CADOT Maurice, Henri

Né le 5 août 1899 à Essigny le Petit (Aisne), mort le 3 avril 1986 à Chantilly (Oise). Dessinateur (en 1956), puis chef d’études à la SNCF. Militant socialiste, maire d’Aulnay-sous Bois (Seine-et-Oise devenue Seine-Saint-Denis) de juillet 1964 à mars 1965.

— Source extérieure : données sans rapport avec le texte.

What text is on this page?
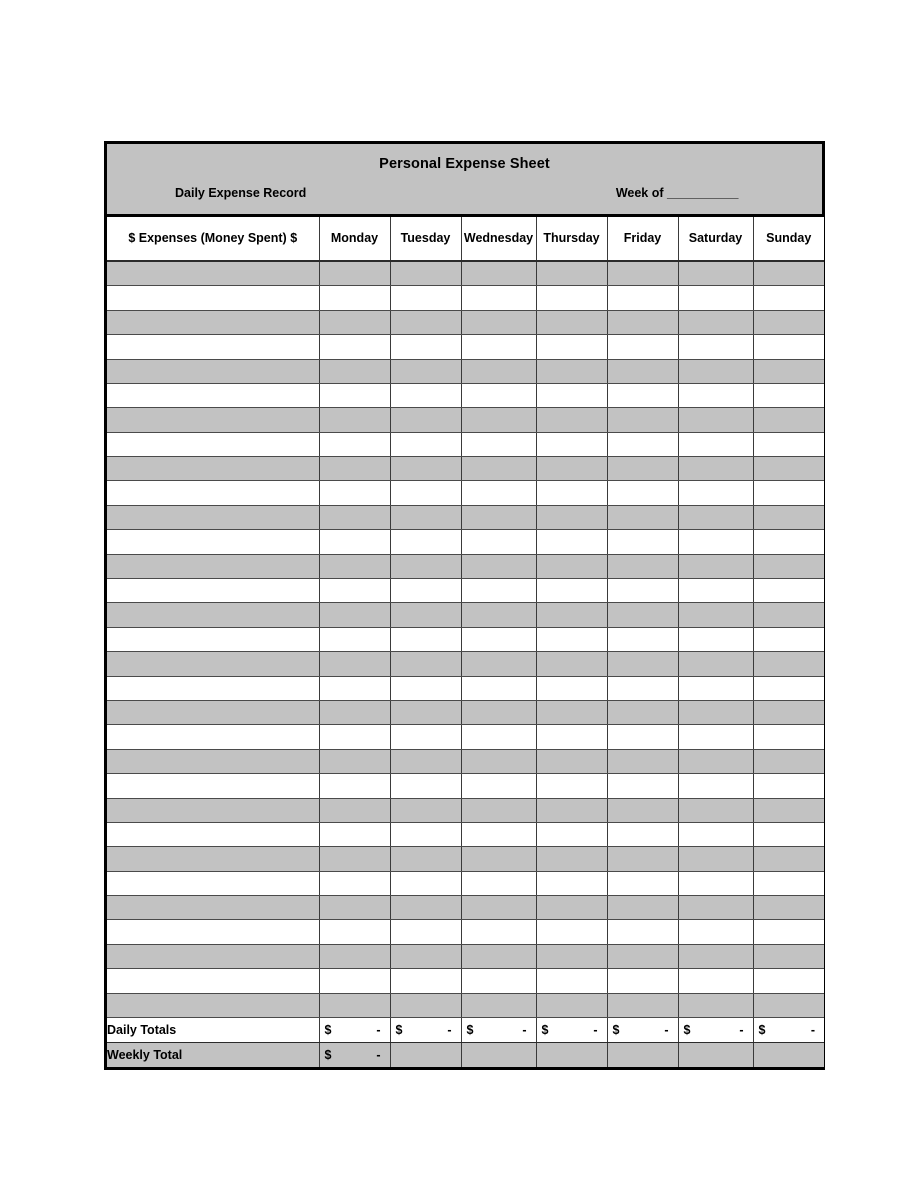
Personal Expense Sheet
Daily Expense Record	Week of ___________
$ Expenses (Money Spent) $	Monday	Tuesday	Wednesday	Thursday	Friday	Saturday	Sunday

Daily Totals	$ -	$ -	$ -	$ -	$ -	$ -	$ -

Weekly Total	$ -						
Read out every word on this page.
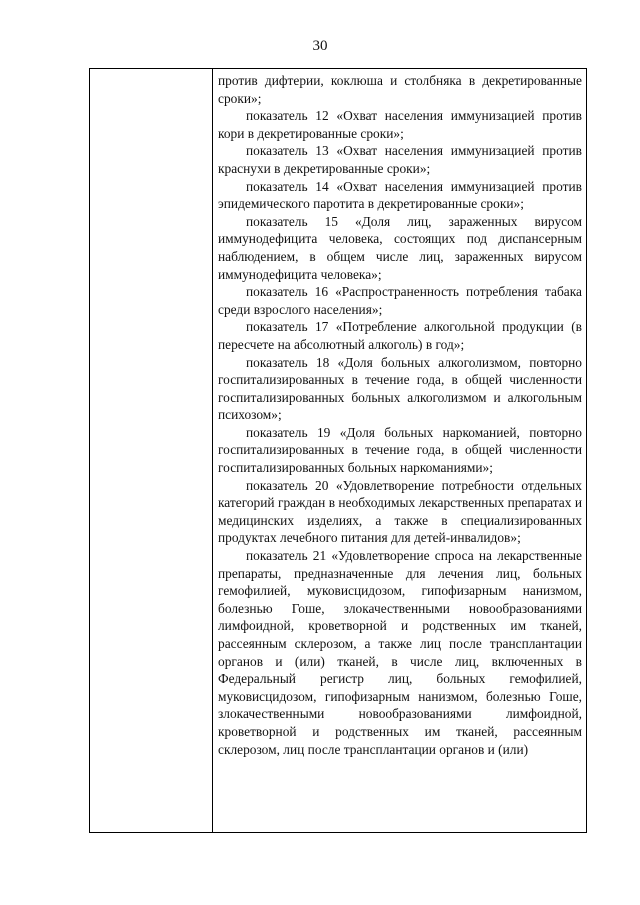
30

против дифтерии, коклюша и столбняка в декретированные сроки»;

показатель 12 «Охват населения иммунизацией против кори в декретированные сроки»;

показатель 13 «Охват населения иммунизацией против краснухи в декретированные сроки»;

показатель 14 «Охват населения иммунизацией против эпидемического паротита в декретированные сроки»;

показатель 15 «Доля лиц, зараженных вирусом иммунодефицита человека, состоящих под диспансерным наблюдением, в общем числе лиц, зараженных вирусом иммунодефицита человека»;

показатель 16 «Распространенность потребления табака среди взрослого населения»;

показатель 17 «Потребление алкогольной продукции (в пересчете на абсолютный алкоголь) в год»;

показатель 18 «Доля больных алкоголизмом, повторно госпитализированных в течение года, в общей численности госпитализированных больных алкоголизмом и алкогольным психозом»;

показатель 19 «Доля больных наркоманией, повторно госпитализированных в течение года, в общей численности госпитализированных больных наркоманиями»;

показатель 20 «Удовлетворение потребности отдельных категорий граждан в необходимых лекарственных препаратах и медицинских изделиях, а также в специализированных продуктах лечебного питания для детей-инвалидов»;

показатель 21 «Удовлетворение спроса на лекарственные препараты, предназначенные для лечения лиц, больных гемофилией, муковисцидозом, гипофизарным нанизмом, болезнью Гоше, злокачественными новообразованиями лимфоидной, кроветворной и родственных им тканей, рассеянным склерозом, а также лиц после трансплантации органов и (или) тканей, в числе лиц, включенных в Федеральный регистр лиц, больных гемофилией, муковисцидозом, гипофизарным нанизмом, болезнью Гоше, злокачественными новообразованиями лимфоидной, кроветворной и родственных им тканей, рассеянным склерозом, лиц после трансплантации органов и (или)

Fils d’un chef de station aux Chemins de fer, Maurice Cadot fut engagé volontaire lors de la première guerre mondiale. Il se maria le 2 juillet 1927 au Plessis Robinson (Seine devenue Hauts de Seine) avec Charlotte Lavogade.

Installé à Aulnay sous Bois, il fut candidat au conseil municipal sur la liste socialiste aux élections de 1947 et de 1953. Il siégea au conseil à partir du 12 novembre 1955 à la suite d’une démission.

Il fut réélu en 1959 (il était alors retraité) sur la liste d’action municipale républicaine et socialiste constituée au second tour par une alliance entre la SFIO, les centristes et les gaullistes de l’UNR. Maurice Cadot devenait deuxième adjoint du maire socialiste Robert Courtat, puis premier adjoint après la démission, en janvier 1964, du premier adjoint modéré Pierre Abrioux.

Il fut élu maire le 5 juillet 1964 à la démission de R. Courtat qui venait d’être battu aux élections cantonales.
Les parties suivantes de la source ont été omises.